Centre for Theoretical Neuroscience, University of Waterloo, Waterloo, ON N2L 3G1 Canada
Neural Comput. 2019 May;31(5):849-869. doi: 10.1162/neco_a_01179. Epub 2019 Mar 18.
We present a new binding operation, vector-derived transformation binding (VTB), for use in vector symbolic architectures (VSA). The performance of VTB is compared to circular convolution, used in holographic reduced representations (HRRs), in terms of list and stack encoding capacity. A special focus is given to the possibility of a neural implementation by the means of the Neural Engineering Framework (NEF). While the scaling of required neural resources is slightly worse for VTB, it is found to be on par with circular convolution for list encoding and better for encoding of stacks.
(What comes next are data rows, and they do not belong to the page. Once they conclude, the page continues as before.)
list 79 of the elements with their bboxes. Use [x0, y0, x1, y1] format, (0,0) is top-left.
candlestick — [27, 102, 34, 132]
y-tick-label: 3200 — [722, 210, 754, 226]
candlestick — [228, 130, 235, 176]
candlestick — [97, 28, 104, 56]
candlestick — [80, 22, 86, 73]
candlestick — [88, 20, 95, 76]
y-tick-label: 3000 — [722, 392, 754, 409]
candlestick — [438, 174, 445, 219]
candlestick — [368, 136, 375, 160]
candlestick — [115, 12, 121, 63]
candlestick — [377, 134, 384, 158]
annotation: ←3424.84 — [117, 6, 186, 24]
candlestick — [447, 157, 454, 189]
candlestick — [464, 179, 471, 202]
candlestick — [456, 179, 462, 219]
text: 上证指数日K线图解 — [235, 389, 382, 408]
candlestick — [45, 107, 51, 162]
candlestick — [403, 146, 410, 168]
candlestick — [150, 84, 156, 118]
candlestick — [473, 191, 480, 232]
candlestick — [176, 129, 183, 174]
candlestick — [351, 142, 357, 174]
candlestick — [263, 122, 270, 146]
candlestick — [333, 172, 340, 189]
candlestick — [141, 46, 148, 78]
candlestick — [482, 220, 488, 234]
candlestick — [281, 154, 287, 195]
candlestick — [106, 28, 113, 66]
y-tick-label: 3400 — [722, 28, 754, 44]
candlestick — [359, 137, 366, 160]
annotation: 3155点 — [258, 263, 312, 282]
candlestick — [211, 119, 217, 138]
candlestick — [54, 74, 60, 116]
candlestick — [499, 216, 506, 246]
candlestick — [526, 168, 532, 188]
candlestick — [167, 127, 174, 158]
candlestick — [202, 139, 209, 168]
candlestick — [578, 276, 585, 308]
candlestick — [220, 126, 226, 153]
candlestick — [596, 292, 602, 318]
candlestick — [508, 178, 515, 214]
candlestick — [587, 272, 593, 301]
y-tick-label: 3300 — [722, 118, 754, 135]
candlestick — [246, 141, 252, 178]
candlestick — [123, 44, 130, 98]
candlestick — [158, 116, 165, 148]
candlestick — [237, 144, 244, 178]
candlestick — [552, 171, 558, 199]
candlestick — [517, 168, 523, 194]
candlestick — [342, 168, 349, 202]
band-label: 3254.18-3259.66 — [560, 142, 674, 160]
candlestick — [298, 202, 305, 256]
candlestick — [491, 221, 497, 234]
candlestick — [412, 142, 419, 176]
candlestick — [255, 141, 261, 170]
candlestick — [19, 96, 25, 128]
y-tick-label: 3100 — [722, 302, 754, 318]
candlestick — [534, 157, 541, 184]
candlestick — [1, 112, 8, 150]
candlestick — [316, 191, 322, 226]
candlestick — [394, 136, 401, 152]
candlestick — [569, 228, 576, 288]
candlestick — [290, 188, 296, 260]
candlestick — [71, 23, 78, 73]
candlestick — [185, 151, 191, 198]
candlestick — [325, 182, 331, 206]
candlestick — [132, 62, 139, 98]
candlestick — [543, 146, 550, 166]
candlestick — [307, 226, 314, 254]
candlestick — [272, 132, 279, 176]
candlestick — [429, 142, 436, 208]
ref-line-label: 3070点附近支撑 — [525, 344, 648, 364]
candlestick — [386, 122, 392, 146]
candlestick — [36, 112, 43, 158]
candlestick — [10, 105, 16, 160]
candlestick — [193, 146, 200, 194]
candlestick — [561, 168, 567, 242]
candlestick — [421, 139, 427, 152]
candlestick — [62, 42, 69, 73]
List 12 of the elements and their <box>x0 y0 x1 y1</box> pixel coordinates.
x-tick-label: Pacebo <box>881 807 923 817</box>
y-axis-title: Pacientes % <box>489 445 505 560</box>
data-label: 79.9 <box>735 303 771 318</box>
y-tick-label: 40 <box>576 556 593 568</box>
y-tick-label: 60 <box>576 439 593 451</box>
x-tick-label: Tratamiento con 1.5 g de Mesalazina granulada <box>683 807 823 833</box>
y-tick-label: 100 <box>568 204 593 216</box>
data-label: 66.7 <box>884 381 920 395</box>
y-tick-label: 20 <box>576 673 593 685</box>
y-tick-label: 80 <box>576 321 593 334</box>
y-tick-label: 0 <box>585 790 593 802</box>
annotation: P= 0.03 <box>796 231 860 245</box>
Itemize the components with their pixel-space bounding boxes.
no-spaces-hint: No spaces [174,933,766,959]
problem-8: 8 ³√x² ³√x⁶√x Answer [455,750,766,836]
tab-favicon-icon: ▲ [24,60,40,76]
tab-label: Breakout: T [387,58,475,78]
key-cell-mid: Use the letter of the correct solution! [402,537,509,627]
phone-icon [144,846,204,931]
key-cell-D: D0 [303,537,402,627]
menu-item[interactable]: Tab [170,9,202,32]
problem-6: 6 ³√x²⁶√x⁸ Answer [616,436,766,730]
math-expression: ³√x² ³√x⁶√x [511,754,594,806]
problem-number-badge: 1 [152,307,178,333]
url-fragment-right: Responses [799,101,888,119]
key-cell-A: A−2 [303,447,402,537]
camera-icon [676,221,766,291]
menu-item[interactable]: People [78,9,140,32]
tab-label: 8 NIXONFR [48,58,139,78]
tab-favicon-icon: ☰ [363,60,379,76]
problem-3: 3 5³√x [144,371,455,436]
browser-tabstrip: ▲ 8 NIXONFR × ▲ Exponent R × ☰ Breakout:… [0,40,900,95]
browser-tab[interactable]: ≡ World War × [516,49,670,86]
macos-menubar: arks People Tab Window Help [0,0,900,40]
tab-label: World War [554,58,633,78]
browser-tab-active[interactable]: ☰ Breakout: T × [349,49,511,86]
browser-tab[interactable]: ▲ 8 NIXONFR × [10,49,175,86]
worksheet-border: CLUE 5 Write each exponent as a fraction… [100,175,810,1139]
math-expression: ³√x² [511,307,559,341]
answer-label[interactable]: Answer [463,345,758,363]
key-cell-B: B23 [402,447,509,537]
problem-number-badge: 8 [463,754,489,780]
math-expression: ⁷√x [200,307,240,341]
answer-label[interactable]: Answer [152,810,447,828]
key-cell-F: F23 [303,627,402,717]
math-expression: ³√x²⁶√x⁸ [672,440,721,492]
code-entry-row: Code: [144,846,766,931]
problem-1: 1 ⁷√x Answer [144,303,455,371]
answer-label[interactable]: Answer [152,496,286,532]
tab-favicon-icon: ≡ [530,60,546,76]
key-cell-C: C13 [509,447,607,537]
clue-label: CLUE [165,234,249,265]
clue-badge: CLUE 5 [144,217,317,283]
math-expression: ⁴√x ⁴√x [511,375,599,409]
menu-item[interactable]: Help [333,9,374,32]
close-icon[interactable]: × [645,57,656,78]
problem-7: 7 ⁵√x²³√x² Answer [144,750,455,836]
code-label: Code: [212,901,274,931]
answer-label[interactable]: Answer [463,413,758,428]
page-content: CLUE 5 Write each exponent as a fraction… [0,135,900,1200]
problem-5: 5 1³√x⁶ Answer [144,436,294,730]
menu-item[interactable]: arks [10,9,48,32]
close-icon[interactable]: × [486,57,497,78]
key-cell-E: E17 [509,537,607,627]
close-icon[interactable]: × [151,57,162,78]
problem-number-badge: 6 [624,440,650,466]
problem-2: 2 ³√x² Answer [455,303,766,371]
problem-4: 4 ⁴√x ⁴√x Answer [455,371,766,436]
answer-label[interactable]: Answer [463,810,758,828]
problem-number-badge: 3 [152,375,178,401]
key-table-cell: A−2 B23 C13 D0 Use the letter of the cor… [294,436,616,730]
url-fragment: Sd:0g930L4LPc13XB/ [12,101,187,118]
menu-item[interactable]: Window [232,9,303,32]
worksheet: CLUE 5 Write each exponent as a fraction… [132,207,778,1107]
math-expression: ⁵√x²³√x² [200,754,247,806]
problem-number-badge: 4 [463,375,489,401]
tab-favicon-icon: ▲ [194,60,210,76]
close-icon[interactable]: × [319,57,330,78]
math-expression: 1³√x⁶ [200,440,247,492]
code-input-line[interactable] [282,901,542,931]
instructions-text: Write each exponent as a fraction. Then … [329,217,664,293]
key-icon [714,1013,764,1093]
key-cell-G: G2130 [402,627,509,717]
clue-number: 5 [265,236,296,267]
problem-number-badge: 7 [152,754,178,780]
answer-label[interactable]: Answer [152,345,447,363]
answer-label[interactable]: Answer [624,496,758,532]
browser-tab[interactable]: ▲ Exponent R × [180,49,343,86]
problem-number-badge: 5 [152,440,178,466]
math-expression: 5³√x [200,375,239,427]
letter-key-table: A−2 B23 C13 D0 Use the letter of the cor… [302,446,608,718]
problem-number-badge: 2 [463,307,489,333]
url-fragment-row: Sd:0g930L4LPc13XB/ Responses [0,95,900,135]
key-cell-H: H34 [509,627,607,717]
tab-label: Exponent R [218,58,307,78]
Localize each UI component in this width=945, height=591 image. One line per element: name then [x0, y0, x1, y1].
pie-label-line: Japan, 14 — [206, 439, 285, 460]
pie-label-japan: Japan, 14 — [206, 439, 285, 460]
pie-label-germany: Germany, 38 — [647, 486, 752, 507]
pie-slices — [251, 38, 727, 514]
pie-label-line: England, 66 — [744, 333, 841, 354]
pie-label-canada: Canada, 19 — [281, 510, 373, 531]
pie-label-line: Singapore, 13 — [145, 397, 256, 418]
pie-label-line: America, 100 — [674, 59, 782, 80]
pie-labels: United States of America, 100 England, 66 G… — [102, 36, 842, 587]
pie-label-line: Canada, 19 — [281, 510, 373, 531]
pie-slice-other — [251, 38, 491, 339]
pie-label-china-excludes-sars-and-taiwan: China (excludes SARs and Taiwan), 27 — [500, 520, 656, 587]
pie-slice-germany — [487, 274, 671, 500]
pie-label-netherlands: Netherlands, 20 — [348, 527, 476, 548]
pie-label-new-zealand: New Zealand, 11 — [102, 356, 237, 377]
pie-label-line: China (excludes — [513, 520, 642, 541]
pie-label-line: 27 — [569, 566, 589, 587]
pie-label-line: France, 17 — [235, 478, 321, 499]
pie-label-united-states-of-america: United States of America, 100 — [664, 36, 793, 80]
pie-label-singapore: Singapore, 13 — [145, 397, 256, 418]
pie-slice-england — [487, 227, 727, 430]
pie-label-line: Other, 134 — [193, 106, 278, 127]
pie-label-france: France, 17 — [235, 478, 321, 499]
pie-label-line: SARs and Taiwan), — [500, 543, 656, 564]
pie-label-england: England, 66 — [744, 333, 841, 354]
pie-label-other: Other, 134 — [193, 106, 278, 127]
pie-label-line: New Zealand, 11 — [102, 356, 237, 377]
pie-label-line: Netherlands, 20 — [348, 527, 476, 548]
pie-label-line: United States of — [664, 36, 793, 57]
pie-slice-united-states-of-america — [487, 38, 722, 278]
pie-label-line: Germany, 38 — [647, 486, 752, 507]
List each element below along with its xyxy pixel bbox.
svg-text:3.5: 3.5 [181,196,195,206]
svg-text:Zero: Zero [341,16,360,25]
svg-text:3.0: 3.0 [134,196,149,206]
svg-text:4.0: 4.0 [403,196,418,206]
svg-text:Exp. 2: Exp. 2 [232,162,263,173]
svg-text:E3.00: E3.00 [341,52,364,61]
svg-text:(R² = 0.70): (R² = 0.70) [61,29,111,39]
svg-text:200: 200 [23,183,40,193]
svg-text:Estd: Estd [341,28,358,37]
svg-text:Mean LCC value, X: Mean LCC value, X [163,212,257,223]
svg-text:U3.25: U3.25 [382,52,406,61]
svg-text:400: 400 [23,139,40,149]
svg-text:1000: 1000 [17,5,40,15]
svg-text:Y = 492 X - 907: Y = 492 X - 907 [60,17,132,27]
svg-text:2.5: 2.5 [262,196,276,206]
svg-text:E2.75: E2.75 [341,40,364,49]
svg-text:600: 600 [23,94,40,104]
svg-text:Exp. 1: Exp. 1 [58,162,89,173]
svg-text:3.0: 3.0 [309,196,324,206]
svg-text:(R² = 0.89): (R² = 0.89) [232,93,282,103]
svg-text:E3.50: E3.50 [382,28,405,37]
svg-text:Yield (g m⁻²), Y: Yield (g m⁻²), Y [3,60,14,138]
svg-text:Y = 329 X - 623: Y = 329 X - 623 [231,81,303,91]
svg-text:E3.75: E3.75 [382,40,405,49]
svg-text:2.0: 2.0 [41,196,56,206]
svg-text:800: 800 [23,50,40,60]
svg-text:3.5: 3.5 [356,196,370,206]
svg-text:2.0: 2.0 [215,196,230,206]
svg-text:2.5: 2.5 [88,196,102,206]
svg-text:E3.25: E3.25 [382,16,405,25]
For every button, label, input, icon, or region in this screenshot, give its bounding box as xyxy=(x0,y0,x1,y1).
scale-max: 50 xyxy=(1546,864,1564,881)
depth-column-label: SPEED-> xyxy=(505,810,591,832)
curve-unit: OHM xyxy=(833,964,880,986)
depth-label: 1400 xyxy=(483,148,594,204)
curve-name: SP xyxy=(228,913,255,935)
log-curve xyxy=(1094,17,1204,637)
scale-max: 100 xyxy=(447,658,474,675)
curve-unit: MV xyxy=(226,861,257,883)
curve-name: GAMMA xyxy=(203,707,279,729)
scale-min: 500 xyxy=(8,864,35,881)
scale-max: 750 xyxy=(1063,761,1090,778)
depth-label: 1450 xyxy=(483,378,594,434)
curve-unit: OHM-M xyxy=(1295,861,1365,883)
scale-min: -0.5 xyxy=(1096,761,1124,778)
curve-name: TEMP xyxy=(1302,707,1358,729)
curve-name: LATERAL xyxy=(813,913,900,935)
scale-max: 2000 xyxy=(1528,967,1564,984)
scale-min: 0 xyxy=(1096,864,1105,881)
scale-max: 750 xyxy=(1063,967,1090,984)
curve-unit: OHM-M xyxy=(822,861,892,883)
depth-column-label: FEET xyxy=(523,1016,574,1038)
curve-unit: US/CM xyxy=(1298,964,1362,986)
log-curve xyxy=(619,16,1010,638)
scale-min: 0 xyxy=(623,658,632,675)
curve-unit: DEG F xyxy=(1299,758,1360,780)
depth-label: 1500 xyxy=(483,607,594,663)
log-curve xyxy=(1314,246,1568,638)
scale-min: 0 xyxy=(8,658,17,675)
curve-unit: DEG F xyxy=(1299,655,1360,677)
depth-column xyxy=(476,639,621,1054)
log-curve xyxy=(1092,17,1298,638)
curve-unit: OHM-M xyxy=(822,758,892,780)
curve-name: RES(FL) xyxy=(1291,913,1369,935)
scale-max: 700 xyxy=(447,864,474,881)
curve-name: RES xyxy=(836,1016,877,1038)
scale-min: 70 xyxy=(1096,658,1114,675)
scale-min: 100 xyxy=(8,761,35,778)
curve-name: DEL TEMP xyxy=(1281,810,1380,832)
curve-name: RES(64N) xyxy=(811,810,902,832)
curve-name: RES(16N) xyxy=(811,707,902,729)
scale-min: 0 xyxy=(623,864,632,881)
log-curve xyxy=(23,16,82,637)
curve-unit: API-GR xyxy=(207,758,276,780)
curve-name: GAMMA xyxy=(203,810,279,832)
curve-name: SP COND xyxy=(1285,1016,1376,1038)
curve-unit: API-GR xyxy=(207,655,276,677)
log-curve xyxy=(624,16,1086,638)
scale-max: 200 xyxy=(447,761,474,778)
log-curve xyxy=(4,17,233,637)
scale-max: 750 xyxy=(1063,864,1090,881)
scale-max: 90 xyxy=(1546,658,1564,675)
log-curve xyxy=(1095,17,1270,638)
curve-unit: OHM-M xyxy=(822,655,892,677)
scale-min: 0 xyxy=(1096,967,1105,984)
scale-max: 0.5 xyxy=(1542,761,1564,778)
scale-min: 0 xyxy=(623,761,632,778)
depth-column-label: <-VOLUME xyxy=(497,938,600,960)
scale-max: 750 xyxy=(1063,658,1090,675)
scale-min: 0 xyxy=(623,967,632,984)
Furthermore, VTB influences the vector length less, which also benefits a neural implementation. Consequently, we argue that VTB is an improvement over HRRs for neurally implemented VSAs.
我们提出了一种新的绑定操作,即向量衍生变换绑定(VTB),用于向量符号体系结构(VSA)。根据列表和堆栈编码容量,将 VTB 的性能与用于全息简化表示(HRR)的循环卷积进行了比较。特别关注通过神经工程框架(NEF)实现的可能性。虽然 VTB 所需的神经资源的扩展稍微差一些,但发现它在列表编码方面与循环卷积相当,在堆栈编码方面更好。此外,VTB 对向量长度的影响较小,这也有利于神经实现。因此,我们认为 VTB 是对神经实现的 VSA 的 HRR 的改进。